I wish I could forget a few songs, though. “Celebration” is just a dull, disco pastiche that goes nowhere. Meanwhile, “Dog Walker” is probably the worst track TMBG have ever put on an album ever. The music is uninspired, the lyrics are annoying, and the vocal effect makes me want to punch John Flansburgh for using it. Finally, album closer “You Don’t Like Me” feels like they didn’t want to bother writing actual song lyrics and decided to just list slightly divisive pop-culture terms: “You like shadow puppets, Woody Harrelson, reading in the bath, Nirvana, and baseball caps”. Hell, even the vocal delivery comes off as bored. If they’d slapped this song in the middle of the record, it would be okay, but as a closer it just feels like there’s supposed to be something else following it. I’m not expecting every album to end with a “The End of the Tour”, or “The Mesopotamians”–or even “Kiss Me, Son of God”–but I need something with more depth to close a record.
Despite all its flaws, its calculated, deliberate quirkiness, its sub-par songs, there’s something charming about Join Us. It’s the woobie of the TMBG discography. It suffers, but you can’t help but love it–or maybe just tolerate it–despite, or even because of its quirks. [3] In the end, alas, I’d give almost anything to have it be a more cohesive, fun, and joyful listening experience. Then again, if I really wanted cohesiveness, I wouldn’t be listening to They Might Be Giants. Part of the fun of their albums is the way they go all over the map, under the map, and off the map. Yet, the more I think about it, the more I come to the realization that one third of the tracks are so far out that they lose the indefinable centering that makes some of the more outlandish They Might Be Giants tracks so pleasurable. Another third are so damned conservative that they lack the same spark. Thankfully, that still leaves a bunch of songs that are still damn good, and those alone make this a record worth listening to.

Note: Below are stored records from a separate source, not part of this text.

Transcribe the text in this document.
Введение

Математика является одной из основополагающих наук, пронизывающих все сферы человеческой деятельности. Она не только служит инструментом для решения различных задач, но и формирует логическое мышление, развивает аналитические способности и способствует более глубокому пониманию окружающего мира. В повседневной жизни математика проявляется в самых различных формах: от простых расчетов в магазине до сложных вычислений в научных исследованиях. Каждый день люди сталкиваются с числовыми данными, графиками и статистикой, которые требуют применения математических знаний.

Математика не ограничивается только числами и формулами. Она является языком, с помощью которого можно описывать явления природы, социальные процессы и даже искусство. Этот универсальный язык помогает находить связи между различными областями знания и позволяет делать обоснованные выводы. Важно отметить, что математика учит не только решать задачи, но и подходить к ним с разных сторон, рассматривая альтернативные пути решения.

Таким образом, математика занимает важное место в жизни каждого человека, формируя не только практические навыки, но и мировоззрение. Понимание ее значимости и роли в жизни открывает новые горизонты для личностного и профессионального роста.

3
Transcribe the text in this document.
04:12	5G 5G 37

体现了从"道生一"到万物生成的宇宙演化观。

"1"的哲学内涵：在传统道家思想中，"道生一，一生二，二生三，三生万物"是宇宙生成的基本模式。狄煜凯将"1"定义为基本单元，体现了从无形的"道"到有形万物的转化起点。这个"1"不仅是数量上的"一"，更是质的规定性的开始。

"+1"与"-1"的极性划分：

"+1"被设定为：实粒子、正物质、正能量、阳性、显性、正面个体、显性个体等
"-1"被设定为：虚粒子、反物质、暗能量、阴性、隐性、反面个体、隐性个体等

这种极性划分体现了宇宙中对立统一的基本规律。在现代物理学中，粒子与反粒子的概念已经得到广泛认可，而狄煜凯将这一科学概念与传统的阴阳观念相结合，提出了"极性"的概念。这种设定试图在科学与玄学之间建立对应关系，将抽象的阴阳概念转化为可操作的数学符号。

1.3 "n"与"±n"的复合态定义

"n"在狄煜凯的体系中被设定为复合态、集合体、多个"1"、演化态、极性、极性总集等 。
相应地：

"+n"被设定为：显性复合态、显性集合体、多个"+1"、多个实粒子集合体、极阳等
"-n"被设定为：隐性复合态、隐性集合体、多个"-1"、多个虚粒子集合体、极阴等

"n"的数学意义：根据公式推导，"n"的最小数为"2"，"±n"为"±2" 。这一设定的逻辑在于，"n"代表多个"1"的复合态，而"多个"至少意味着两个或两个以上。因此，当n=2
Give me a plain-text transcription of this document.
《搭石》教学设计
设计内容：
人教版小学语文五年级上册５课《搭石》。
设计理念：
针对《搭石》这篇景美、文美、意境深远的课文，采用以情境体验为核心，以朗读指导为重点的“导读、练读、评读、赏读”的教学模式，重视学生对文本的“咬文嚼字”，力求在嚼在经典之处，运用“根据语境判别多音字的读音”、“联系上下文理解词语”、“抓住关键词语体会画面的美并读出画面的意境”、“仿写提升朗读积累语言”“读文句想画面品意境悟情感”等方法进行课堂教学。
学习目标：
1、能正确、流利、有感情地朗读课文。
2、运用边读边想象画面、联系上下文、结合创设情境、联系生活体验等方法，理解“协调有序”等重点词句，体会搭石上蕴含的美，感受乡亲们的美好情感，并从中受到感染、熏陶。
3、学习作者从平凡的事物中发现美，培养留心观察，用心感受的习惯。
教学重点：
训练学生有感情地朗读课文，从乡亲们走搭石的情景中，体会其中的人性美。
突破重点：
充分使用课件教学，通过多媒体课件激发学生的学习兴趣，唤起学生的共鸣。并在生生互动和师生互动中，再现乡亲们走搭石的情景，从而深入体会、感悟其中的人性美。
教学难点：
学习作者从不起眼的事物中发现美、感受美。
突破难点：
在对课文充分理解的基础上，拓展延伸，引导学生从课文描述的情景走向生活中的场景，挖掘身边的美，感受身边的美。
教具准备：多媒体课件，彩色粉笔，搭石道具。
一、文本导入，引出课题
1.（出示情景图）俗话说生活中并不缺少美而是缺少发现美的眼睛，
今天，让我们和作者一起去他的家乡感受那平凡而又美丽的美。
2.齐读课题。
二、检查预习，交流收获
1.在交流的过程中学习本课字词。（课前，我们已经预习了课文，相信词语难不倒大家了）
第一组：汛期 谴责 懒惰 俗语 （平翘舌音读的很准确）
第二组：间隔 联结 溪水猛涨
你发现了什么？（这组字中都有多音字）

- This is not counting live albums, compilations, and various odd projects like Venue Songs.
- “Dog Walker” is built more or less around nothing more than a weird vocal effect that gets grating, very, very fast.
- I want to say that I really hate using the word “quirky” and variations thereof when reviewing things. It’s a cheap word–the sort of thing people use to describe something that’s not actually strange or unusual, but is certainly trying to give the impression thereof. I like to think that if I’m using the word in this review, I’m using it in the dictionary sense of referring to the band and album’s actual unusual qualities in lyrics, instrumentation and arrangement. I blame others for the abuse of the word.